17.08.2020 | Stand: 18:00 Uhr

Es wäre das Abschlusswochenende der Allgäuer Festwoche gewesen, die Polizei hätte Bilanz gezogen, die Wirte hätten zurück geblickt und die Stadt würde einen Ausblick auf das kommende Jahr geben. Doch nicht in Zeiten von Corona: Die Festwoche wurde abgesagt, stattdessen gibt es noch bis Montagabend einen Sommermarkt auf dem Königsplatz und dem angrenzenden Stadtpark – auch als Ersatz für die ausgefallenen Himmelfahrtsmärkte im Mai. Dennoch denkt die Stadt bereits an die Zukunft der Messe: In einer Online-Umfrage will sie von den Allgäuern wissen, wie die Festwoche 2049 – also 100 Jahre nach ihrer Premiere – aussehen soll. Wie wünschen sich die Besucher des Sommermarktes die Festwoche im Jahr 2049?

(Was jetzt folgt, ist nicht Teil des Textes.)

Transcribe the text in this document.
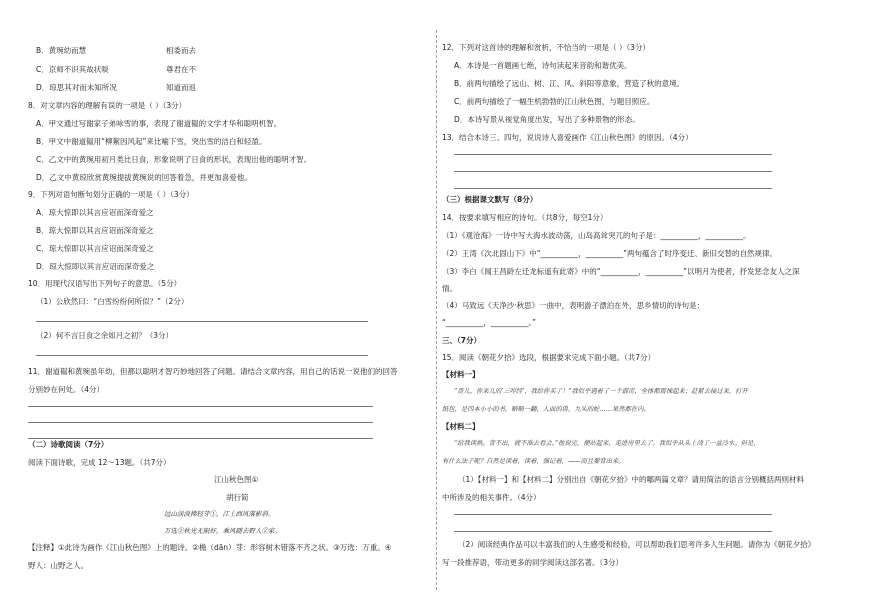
B．黄琬幼而慧	相委而去
C．京师不识其故状啖	尊君在不
D．琼思其对而未知所况	知道而返
8．对文章内容的理解有误的一项是（ ）（3分）
A．甲文通过写谢家子弟咏雪的事，表现了谢道韫的文学才华和聪明机智。
B．甲文中谢道韫用“柳絮因风起”来比喻下雪，突出雪的洁白和轻盈。
C．乙文中的黄琬用初月类比日食，形象说明了日食的形状，表现出他的聪明才智。
D．乙文中黄琼欣赏黄琬提拔黄琬说的回答着急，并更加喜爱他。
9．下列对语句断句划分正确的一项是（ ）（3分）
A．琼大惊即以其言应诏而深奇爱之
B．琼大惊即以其言应诏而深奇爱之
C．琼大惊即以其言应诏而深奇爱之
D．琼大惊即以其言应诏而深奇爱之
10．用现代汉语写出下列句子的意思。（5分）
（1）公欣然曰：“白雪纷纷何所似？”（2分）
（2）何不言日食之余如月之初？（3分）
11．谢道韫和黄琬虽年幼，但都以聪明才智巧妙地回答了问题。请结合文章内容，用自己的话说一说他们的回答
分别妙在何处。（4分）
（二）诗歌阅读（7分）
阅读下面诗歌，完成 12～13题。（共7分）
江山秋色图①
胡行简
远山淡淡拂轻芽①，江上西风落影斜。
万选②秋光无限好，乘风随去野人②家。
【注释】①此诗为画作《江山秋色图》上的题诗。②檐（dān）芽：形容树木错落不齐之状。③万选：万重。④
野人：山野之人。
12．下列对这首诗的理解和赏析，不恰当的一项是（ ）（3分）
A．本诗是一首题画七绝，诗句读起来音韵和谐优美。
B．前两句描绘了远山、树、江、风、斜阳等意象，营造了秋的意境。
C．前两句描绘了一幅生机勃勃的江山秋色图，与题目照应。
D．本诗写景从视觉角度出发，写出了多种景物的形态。
13．结合本诗三、四句，说说诗人喜爱画作《江山秋色图》的原因。（4分）
（三）根据课文默写（8分）
14．按要求填写相应的诗句。（共8分，每空1分）
（1）《观沧海》一诗中写大海水波动荡，山岛高耸突兀的句子是：__________，__________。
（2）王湾《次北固山下》中“__________，__________”两句蕴含了时序变迁、新旧交替的自然规律。
（3）李白《闻王昌龄左迁龙标遥有此寄》中的“__________，__________”以明月为使者，抒发惩念友人之深
情。
（4）马致远《天净沙·秋思》一曲中，表明游子漂泊在外，思乡情切的诗句是：
“__________，__________。”
三、（7分）
15．阅读《朝花夕拾》选段，根据要求完成下面小题。（共7分）
【材料一】
“哥儿，你来儿的‘三哼经’，我给你买了！”我似乎遇着了一个霹雳，全体都震悚起来；赶紧去接过来，打开
纸包，是四本小小的书，略略一翻，人面的兽，九头的蛇……果然都在内。
【材料二】
“给我读熟。背不出，就不准去看会。”他说完，便站起来，走进房里去了。我似乎从头上浇了一盆冷水。但是，
有什么法子呢？自然是读着，读着，强记着，——而且要背出来。
（1）【材料一】和【材料二】分别出自《朝花夕拾》中的哪两篇文章？请用简洁的语言分别概括两则材料
中所涉及的相关事件。（4分）
（2）阅读经典作品可以丰富我们的人生感受和经验，可以帮助我们思考许多人生问题。请你为《朝花夕拾》
写一段推荐语，带动更多的同学阅读这部名著。（3分）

Allgäuer Festwoche soll Kontaktbörse bleiben

Daniel Heckenberger ist in Lederhose unterwegs, seine Frau Katja im Dirndl. Auch die beiden Kinder sind in Tracht gekleidet. Viele Menschen waren in den vergangenen Tagen traditionell angezogen, einige feierten ihre private Festwoche. „Wir gehen gerne auf die Festwoche“, sagt Heckenberger. Deshalb soll sie eine „Kommunikationsbörse“ bleiben: „Dort trifft man Leute, hat Spaß und kann einfach schwätzen“, sagt Heckenberger. Er möchte vor allem, dass das Brauchtum nicht verloren geht – mehr Leute sollten in Tracht die Messe besuchen. Und seine Frau wirft ein: „Super wäre es, wenn es gerade für Kinder kostenlos Wasser geben würde.“ Das Programm gefällt der Familie, vor allem das Lichterfest „ist wunderschön, allerdings auch überlaufen“, sagt Katja Heckenberger.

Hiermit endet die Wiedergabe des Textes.